The Notice of Privacy Practices you have been given describes these uses and disclosures in detail. You are free to refer to this notice at any time before you sign this form. As described in our Notice of Privacy Practices, the use and disclosure of your health information for treatment purposes not only includes care and service provided here, but also disclosures of your health information as may be necessary or appropriate for you to receive follow-up care from another health professional. Similarly, the use and disclosure of your health information for purposes of payment includes (1) our submission of your health information to a billing agent or vendor for processing claims or obtaining payment; (2) our submission of claims to third-party payers or insurers for claims review, determination of benefits and payment; (3) our submission of your health information to auditors hired by third-party payers and insurers; and (4) other aspects of payment described in our Notice of Privacy Practices. Our Notice of Privacy Practices will be updated whenever our privacy practices change. You can get an updated copy here at the office.

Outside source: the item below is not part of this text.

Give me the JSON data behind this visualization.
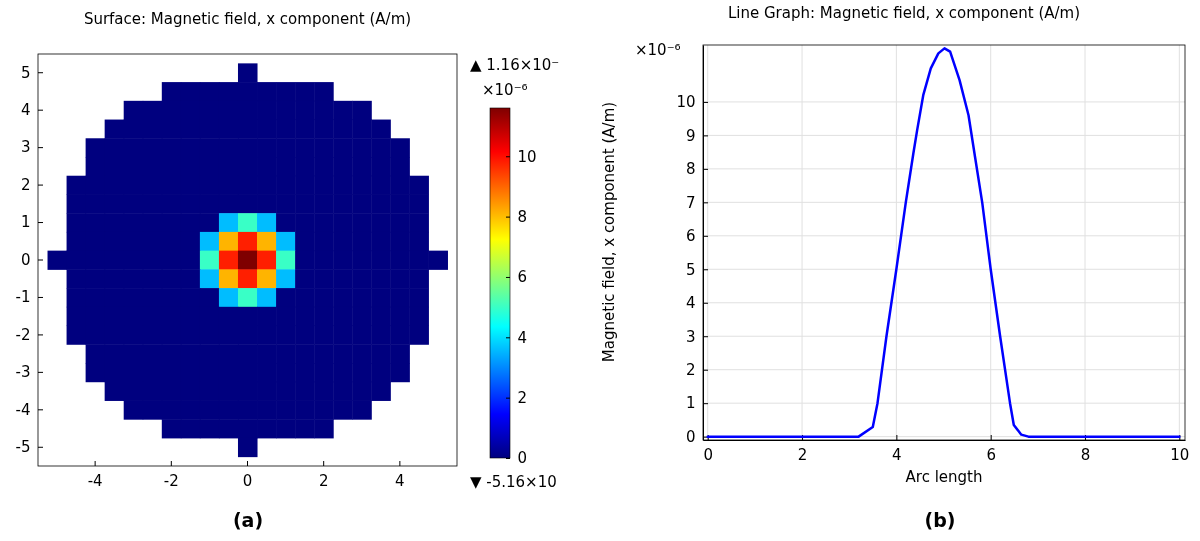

When you sign this consent document, you signify that you agree that we can and will use and disclose your health information to treat you, to obtain payment for our services and to perform healthcare operations. You also signify that you have received a copy of our Notice of Privacy Practices.

You have the right to ask us to restrict the uses or disclosures made for purposes of treatment, payment or healthcare operations, but as described in our Notice of Privacy Practices, we are not obliged to agree to these suggested restrictions. If we do agree, however, the restrictions are binding on us. Our Notice of Privacy Practices describes how to ask for a restriction.

I have read this document and understand it. I consent to the use and disclosure of my health information for purposes of treatment, payment, and healthcare operations. I acknowledge that I have received the Notice of Privacy Practices from Heritage Family EyeCare.

Your signature below signifies your acceptance of these policies. Do not sign if you do not consent.